ADIOSES
NUESTRO ADIÓS
¡Si no sabía llorar...! Jamás su frente
se dobló a los pesares.
Fue siempre la mujer indiferente,
la diosa a recibir acostumbrada
incienso de alabanza en sus altares.
Amor junto a ella humilde
las alas plegó inquietas,
y repitió a su oído suplicante
el cántico de amor de los poetas.
Y acaso el aura fría
de la noche besando sus cabellos,
en un vago sollozo le traía
una voz de ultratumba en que gemía
el adiós postrimer de alguno de ellos.
Mas no sabía llorar...
Y, aquella tarde,
—una tarde sin luz, triste y lluviosa—,
inclinó la cabeza silenciosa
así como las blandas florecillas
que hirió la tempestad.
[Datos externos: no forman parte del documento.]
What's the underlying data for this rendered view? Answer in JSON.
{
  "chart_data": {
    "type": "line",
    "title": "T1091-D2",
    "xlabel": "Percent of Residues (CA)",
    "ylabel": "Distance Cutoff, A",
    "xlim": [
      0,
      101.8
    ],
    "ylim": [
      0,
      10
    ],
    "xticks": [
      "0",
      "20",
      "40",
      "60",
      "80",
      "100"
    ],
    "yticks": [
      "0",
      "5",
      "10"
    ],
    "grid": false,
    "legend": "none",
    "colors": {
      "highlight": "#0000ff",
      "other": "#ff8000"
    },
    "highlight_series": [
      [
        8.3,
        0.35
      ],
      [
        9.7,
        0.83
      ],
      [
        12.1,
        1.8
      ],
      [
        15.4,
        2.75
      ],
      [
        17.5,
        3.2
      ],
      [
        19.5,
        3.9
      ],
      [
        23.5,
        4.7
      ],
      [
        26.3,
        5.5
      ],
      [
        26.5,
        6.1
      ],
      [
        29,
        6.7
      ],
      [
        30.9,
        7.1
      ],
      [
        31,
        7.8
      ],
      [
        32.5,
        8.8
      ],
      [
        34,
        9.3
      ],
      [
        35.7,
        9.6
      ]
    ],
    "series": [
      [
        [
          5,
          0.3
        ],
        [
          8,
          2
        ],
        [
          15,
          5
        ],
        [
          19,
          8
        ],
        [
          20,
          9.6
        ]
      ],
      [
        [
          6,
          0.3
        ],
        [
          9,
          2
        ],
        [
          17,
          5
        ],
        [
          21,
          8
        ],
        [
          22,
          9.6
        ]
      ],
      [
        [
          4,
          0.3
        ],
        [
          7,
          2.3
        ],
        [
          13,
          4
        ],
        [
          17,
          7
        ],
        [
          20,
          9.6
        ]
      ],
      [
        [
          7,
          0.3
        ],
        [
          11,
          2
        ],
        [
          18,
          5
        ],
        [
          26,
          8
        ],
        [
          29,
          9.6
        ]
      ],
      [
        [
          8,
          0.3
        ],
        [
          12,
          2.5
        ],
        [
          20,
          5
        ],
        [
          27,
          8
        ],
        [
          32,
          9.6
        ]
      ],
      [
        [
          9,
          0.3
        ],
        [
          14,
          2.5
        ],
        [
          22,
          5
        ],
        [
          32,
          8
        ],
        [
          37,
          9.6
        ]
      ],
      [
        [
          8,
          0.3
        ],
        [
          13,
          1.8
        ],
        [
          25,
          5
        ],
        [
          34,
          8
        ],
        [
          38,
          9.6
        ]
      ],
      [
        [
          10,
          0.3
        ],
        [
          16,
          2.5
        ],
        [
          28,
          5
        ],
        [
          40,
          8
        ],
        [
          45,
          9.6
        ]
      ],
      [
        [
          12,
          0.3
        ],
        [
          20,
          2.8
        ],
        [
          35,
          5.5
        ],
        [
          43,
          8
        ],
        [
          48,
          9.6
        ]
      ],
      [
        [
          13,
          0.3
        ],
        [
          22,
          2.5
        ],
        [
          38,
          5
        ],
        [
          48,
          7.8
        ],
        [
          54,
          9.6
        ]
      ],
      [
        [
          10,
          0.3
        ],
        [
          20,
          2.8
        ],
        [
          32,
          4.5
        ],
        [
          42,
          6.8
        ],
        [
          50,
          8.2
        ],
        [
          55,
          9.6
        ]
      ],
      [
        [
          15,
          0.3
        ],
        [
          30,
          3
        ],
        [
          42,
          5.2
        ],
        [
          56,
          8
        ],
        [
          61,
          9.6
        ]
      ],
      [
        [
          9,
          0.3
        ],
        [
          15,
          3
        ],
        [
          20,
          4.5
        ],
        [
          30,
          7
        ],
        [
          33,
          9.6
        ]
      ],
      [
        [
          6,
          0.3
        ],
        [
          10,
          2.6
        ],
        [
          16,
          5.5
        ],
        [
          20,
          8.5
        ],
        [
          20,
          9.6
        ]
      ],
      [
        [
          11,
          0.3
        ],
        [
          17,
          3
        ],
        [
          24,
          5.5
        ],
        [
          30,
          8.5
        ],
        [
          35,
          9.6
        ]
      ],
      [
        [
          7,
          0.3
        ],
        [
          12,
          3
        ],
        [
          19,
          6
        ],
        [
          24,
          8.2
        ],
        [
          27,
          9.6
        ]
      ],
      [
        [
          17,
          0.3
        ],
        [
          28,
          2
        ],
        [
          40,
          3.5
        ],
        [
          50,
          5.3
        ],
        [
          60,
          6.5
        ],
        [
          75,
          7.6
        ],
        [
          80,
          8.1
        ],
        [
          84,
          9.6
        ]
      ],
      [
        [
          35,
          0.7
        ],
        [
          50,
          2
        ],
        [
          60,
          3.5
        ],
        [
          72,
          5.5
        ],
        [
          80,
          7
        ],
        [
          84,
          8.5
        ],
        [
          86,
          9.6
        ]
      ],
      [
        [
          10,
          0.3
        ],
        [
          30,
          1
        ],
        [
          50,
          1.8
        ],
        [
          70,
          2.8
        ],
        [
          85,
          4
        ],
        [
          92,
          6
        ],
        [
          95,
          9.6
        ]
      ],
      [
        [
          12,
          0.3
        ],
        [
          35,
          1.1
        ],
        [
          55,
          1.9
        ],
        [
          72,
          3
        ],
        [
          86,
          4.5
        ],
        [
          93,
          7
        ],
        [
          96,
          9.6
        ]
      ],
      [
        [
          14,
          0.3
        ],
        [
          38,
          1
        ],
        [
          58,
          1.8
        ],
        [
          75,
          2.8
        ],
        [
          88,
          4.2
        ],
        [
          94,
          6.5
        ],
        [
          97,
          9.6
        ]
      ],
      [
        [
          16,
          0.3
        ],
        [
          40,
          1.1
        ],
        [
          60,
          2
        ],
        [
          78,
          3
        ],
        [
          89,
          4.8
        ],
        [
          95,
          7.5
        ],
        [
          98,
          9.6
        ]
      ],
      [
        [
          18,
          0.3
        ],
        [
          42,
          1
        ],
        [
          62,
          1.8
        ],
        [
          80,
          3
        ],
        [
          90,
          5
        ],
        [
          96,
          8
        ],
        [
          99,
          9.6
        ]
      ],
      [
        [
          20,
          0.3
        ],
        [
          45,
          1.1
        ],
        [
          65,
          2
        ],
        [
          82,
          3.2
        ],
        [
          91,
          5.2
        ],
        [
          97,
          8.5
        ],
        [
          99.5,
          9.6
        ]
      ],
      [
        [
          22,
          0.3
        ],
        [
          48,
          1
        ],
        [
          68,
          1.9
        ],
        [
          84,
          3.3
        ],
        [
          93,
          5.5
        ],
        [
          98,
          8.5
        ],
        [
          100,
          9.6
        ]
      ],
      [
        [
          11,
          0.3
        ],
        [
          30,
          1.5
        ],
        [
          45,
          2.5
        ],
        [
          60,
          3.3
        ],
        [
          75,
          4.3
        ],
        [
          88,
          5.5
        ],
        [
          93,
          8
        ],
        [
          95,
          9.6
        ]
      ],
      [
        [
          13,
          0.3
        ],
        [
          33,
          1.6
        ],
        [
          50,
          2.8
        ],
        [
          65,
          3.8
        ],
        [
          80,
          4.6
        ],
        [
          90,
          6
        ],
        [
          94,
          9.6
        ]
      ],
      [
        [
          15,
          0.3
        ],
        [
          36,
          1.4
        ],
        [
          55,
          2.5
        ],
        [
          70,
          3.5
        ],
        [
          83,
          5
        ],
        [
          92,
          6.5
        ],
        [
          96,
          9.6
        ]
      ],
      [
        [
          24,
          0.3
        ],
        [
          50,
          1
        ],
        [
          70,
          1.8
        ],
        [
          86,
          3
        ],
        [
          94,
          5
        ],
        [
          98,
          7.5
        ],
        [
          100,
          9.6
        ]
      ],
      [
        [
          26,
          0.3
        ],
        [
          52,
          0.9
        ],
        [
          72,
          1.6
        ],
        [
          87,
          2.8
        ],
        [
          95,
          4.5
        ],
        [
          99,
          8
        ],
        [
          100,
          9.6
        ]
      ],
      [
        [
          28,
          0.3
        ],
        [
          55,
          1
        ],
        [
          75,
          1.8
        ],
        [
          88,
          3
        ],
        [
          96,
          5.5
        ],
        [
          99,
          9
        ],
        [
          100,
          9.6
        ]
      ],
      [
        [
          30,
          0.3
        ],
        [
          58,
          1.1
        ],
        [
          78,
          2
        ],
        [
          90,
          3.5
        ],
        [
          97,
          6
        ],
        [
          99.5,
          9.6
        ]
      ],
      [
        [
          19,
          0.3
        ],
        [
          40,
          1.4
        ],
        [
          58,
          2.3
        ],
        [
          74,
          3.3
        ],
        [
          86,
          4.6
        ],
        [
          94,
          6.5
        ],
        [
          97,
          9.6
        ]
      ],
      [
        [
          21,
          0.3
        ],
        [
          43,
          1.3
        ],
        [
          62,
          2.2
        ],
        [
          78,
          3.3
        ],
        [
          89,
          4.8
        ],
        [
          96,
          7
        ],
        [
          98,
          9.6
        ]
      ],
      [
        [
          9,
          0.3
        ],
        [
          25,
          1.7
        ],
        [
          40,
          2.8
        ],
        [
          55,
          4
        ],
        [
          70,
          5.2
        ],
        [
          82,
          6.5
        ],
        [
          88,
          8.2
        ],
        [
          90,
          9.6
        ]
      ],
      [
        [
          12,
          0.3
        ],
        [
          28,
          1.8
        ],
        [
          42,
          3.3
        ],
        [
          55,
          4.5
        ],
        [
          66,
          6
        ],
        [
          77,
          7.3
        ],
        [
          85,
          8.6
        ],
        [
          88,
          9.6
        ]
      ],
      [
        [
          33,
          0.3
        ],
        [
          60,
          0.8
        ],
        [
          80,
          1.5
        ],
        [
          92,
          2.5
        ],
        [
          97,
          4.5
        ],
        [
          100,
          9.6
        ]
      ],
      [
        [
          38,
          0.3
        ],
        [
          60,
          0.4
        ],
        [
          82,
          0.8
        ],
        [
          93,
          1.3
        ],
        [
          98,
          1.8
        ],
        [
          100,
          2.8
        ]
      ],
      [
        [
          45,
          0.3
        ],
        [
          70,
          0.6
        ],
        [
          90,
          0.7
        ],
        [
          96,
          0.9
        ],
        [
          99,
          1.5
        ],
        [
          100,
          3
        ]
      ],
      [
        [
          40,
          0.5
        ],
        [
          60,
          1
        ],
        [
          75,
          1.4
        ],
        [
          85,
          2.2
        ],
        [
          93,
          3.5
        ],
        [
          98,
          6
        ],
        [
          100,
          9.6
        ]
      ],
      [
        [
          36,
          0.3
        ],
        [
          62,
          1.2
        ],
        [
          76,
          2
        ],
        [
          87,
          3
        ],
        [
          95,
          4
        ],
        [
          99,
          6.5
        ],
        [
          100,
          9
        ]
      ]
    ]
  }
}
Los soberanos
ojos cubriose con entrambas manos
y el llanto desbordó por sus mejillas.
Lloraba, sí, lloraba.... De rodillas,
yo, traspasado de dolor, le hablaba...
Pero ella no me oía;
¡callaba, sollozaba, se moría...!
Sólo sentí su mano que temblaba
desesperada al estrechar la mía.
Era aquel nuestro adiós. Era el momento
solemne de pasión y de tormento
de un amor inmortal. Eran dos almas
locamente estrechadas en el fuerte
nupcial abrazo de una sola vida,
que separaba, haciéndolas pedazos,
la mano inexorable de la suerte
con el fúnebre adiós de la partida.
Y lloraba en mis brazos... Y lloraba
con tan triste y profundo desconsuelo,
que en tan lúgubre, tarde parecía
que al mirarla llorar lloraba el cielo
y que por ella se enlutaba el día.
Y mojaba la lluvia su semblante,
su semblante tan pálido y tan bello,
y el viento de la tarde sollozante
agitaba en desorden su cabello.
Yo lo hablaba, le hablaba.... No me oía...
Solamente su mano temblorosa
se estrechaba convulsa con la mía.
Así fue nuestro adiós... Toda mi alma
dejé en sus labios con pasión opresos,
y me traje la suya, que bebieron
en sus ardientes lágrimas mis besos.